On ne se méfie jamais assez des
journalistes. Pour n’avoir pas à courir derrière une mémoire qui ne
cesse de me fuir, je prends des notes. C’est ainsi que, depuis plus
de quinze ans, j’ai consigné sur des cahiers à spirale la plupart
de mes conversations avec Jacques Chirac.
En 1987, un an avant son deuxième
échec à l’élection présidentielle, j’avais publié une longue
biographie de cet homme qui, de loin, paraît si court. Je n’étais
pas sûr, pourtant, de l’avoir percé. Après sa défaite face à
François Mitterrand, j’ai continué à travailler sur lui, convaincu
que j’étais qu’il accéderait un jour à l’Élysée.
Alors que son règne arrive à son
couchant, il m’a semblé qu’il était temps de vider mes carnets. Je
ne les avais pas écrits pour qu’ils restent à rancir au fond d’un
tiroir mais parce que le métier qui mène mes pas consiste à faire
la lumière sur tout. Telle est sa grandeur et sa misère. Si l’on
veut garder sa part d’ombre, il ne faut pas fréquenter les
journalistes.
Ceci n’est donc pas une biographie au
sens propre mais plutôt l’histoire d’une tragédie personnelle,
devenue, sur la fin, une tragédie nationale. Après avoir conduit sa
vie au son des trompettes, Jacques Chirac s’est transformé, l’âge
venu, en incarnation du déclin français et de l’impuissance des
pouvoirs publics.
C’est cette histoire que j’ai voulu
raconter. Une histoire bien française, sur fond de rodomontades et
de renoncements. Jacques Chirac avait pourtant tout pour lui. La
compétence. L’esprit de décision. Un vrai charisme aussi. Si son
chemin a souvent croisé celui des Français, c’est parce qu’il ne se
la joue pas et aime les gens, surtout quand ils sont de peu, ou de
rien. Une anecdote le résume mieux que tout. Quand il sortit de
l’École nationale d’administration, l’huissier ne se contenta pas
de donner le nom du premier, comme le voulait l’usage, mais clama
de sa voix de stentor : « Monsieur Rouvillois est major.

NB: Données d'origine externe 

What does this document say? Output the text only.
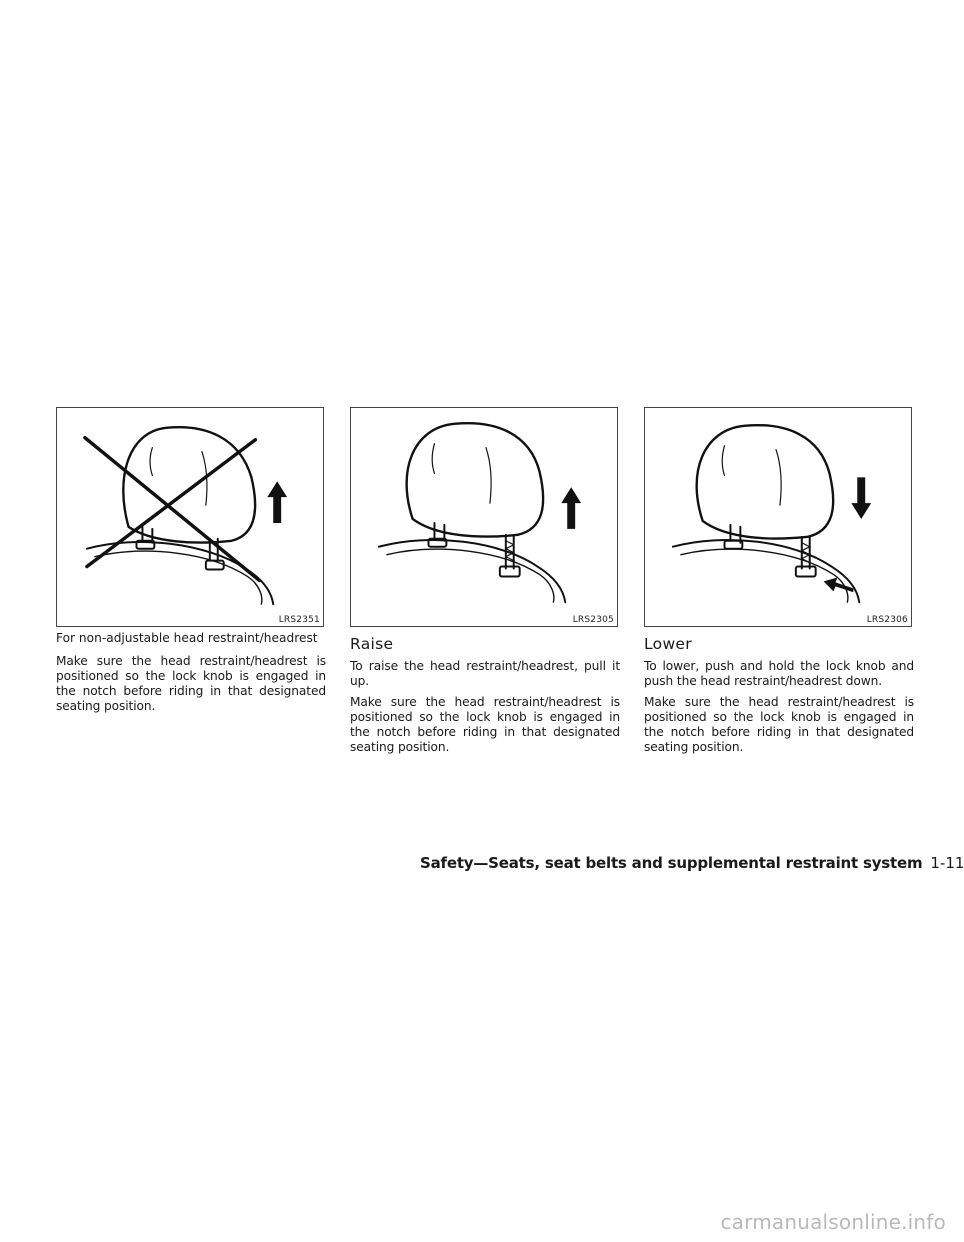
LRS2351
For non-adjustable head restraint/headrest

Make sure the head restraint/headrest is positioned so the lock knob is engaged in the notch before riding in that designated seating position.

LRS2305
Raise

To raise the head restraint/headrest, pull it up.

Make sure the head restraint/headrest is positioned so the lock knob is engaged in the notch before riding in that designated seating position.

LRS2306
Lower

To lower, push and hold the lock knob and push the head restraint/headrest down.

Make sure the head restraint/headrest is positioned so the lock knob is engaged in the notch before riding in that designated seating position.

Safety—Seats, seat belts and supplemental restraint system 1-11
carmanualsonline.info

Monsieur Chirac, seizième[1]. »
Tout Chirac est là : l’huissier
était devenu son copain. De même, lorsqu’il se sépara de
Jean-Pierre Raffarin, ce Premier ministre qu’il usa jusqu’à l’os,
son premier geste, avant toute chose, fut de l’emmener dans le
bureau mitoyen du sien « embrasser les secrétaires ».

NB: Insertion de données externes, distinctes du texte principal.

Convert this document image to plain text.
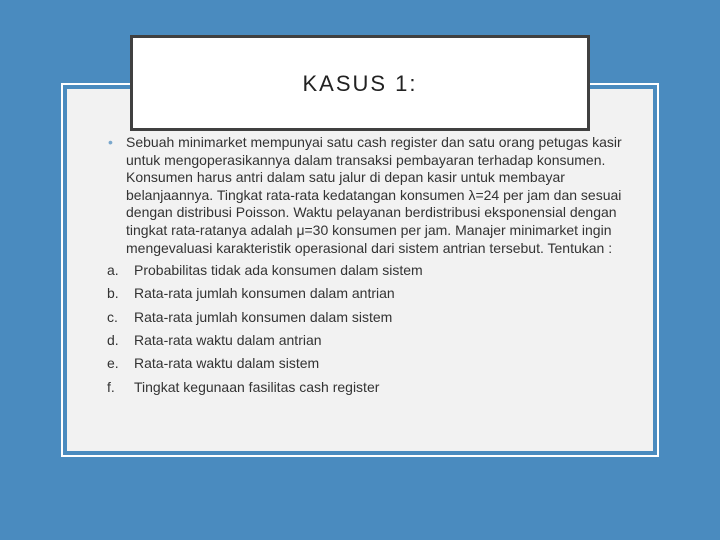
KASUS 1:
• Sebuah minimarket mempunyai satu cash register dan satu orang petugas kasir untuk mengoperasikannya dalam transaksi pembayaran terhadap konsumen. Konsumen harus antri dalam satu jalur di depan kasir untuk membayar belanjaannya. Tingkat rata-rata kedatangan konsumen λ=24 per jam dan sesuai dengan distribusi Poisson. Waktu pelayanan berdistribusi eksponensial dengan tingkat rata-ratanya adalah μ=30 konsumen per jam. Manajer minimarket ingin mengevaluasi karakteristik operasional dari sistem antrian tersebut. Tentukan :
a. Probabilitas tidak ada konsumen dalam sistem
b. Rata-rata jumlah konsumen dalam antrian
c. Rata-rata jumlah konsumen dalam sistem
d. Rata-rata waktu dalam antrian
e. Rata-rata waktu dalam sistem
f. Tingkat kegunaan fasilitas cash register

C’est là, avec Bernadette, qu’ils se firent leurs adieux.
La France est un pays monarchique et
plutôt crédule où, pour être considéré, il faut afficher des airs
profonds, les yeux plissés, le menton césarien, en observant des
silences éloquents. Sans oublier de creuser la distance avec le
petit personnel. Chirac n’est pas de ce genre-là. Il n’a pas le
sens des hiérarchies sociales. Il y a du bon Samaritain en lui.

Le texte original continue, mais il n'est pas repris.